The European Parliament has lifted French far-right leader Marine Le Pen's immunity from prosecution after she tweeted pictures of so-called Islamic State (IS) violence.
Ms Le Pen is under investigation in France for posting three graphic images of IS killings in 2015, including the beheading of US journalist James Foley.
Her position as an MEP has so far meant she could not be prosecuted.
Ms Le Pen is currently running to be French president.
Opinion polls suggest she is on course to win the first round in April, but centrist Emmanuel Macron is gaining ground and looks likely to beat her in a second round in May.
A Figaro/LCI poll on Sunday put Mr Macron - who was unveiling his manifesto at the same time as it was revealed Ms Le Pen had lost her immunity - on 58 percent in the run-off, against 42 percent for Ms Le Pen.
The European Parliament vote - carried by a "big majority", according to acting parliament speaker Dimitrios Papadimoulis - confirmed a preliminary decision taken on Tuesday by the legal affairs committee of the European Union legislature.

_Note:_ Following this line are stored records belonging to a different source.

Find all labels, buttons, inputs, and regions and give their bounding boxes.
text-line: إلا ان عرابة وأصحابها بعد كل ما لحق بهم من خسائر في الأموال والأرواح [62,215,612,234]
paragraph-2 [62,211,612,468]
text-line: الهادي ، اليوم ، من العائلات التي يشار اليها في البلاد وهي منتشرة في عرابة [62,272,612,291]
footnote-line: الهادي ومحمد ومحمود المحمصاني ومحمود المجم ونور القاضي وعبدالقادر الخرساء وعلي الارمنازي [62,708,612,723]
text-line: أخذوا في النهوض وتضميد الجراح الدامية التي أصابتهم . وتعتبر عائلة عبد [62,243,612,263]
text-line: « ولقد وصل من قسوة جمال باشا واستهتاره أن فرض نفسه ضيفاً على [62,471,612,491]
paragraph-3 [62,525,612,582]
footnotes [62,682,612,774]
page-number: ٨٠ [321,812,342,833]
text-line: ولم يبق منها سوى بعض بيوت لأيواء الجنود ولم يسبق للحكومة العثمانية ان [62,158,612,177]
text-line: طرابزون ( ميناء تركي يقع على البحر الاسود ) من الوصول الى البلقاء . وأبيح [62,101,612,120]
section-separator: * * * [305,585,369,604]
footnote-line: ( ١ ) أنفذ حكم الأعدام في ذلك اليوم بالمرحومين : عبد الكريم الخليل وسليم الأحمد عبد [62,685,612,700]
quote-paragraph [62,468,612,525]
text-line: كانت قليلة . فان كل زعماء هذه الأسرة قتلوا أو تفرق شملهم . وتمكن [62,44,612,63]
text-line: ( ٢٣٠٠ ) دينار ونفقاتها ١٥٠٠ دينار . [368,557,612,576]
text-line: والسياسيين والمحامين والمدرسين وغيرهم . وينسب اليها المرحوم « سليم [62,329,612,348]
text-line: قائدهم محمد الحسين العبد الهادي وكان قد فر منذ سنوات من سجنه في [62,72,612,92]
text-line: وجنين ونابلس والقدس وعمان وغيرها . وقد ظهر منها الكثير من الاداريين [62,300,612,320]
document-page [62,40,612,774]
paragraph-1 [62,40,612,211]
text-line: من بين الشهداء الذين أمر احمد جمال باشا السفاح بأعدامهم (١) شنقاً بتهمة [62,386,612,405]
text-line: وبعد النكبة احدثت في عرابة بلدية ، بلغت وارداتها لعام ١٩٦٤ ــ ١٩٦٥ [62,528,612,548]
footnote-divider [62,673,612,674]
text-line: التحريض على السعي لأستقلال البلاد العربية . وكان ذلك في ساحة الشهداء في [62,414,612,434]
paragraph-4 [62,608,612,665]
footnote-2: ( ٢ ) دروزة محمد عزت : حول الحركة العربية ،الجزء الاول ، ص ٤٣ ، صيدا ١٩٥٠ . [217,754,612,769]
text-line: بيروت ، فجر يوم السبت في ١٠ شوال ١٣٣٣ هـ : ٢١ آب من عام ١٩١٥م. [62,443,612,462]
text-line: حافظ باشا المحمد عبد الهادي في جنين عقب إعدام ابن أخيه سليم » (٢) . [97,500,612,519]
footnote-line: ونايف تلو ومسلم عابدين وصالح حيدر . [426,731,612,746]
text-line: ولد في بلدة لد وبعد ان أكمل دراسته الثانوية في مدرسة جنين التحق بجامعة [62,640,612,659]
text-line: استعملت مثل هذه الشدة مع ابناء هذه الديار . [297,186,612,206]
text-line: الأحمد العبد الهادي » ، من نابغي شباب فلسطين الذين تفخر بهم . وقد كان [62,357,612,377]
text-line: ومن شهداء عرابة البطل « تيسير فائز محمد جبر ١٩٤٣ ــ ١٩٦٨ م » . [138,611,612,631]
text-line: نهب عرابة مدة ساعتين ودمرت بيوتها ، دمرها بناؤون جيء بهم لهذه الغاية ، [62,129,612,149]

Ms Le Pen had dismissed efforts to lift her immunity as "part of the system that wants to stop the French people's candidate that I am".
The allegations date back to December 2015, when she tweeted the pictures in response to a journalist who drew an analogy between her anti-immigration Front National (FN) party and IS extremists.
Mr Foley's parents accused Ms Le Pen of using the "shamefully uncensored" image of their son for her own political ends.
The vote only lifts her immunity in this particular case, and will not cover a separate investigation into whether the FN misused European Parliament funds.
Ms Le Pen has refused to attend a police interview over the latter allegations. She denies wrongdoing and claims that they are a plot to derail her campaign.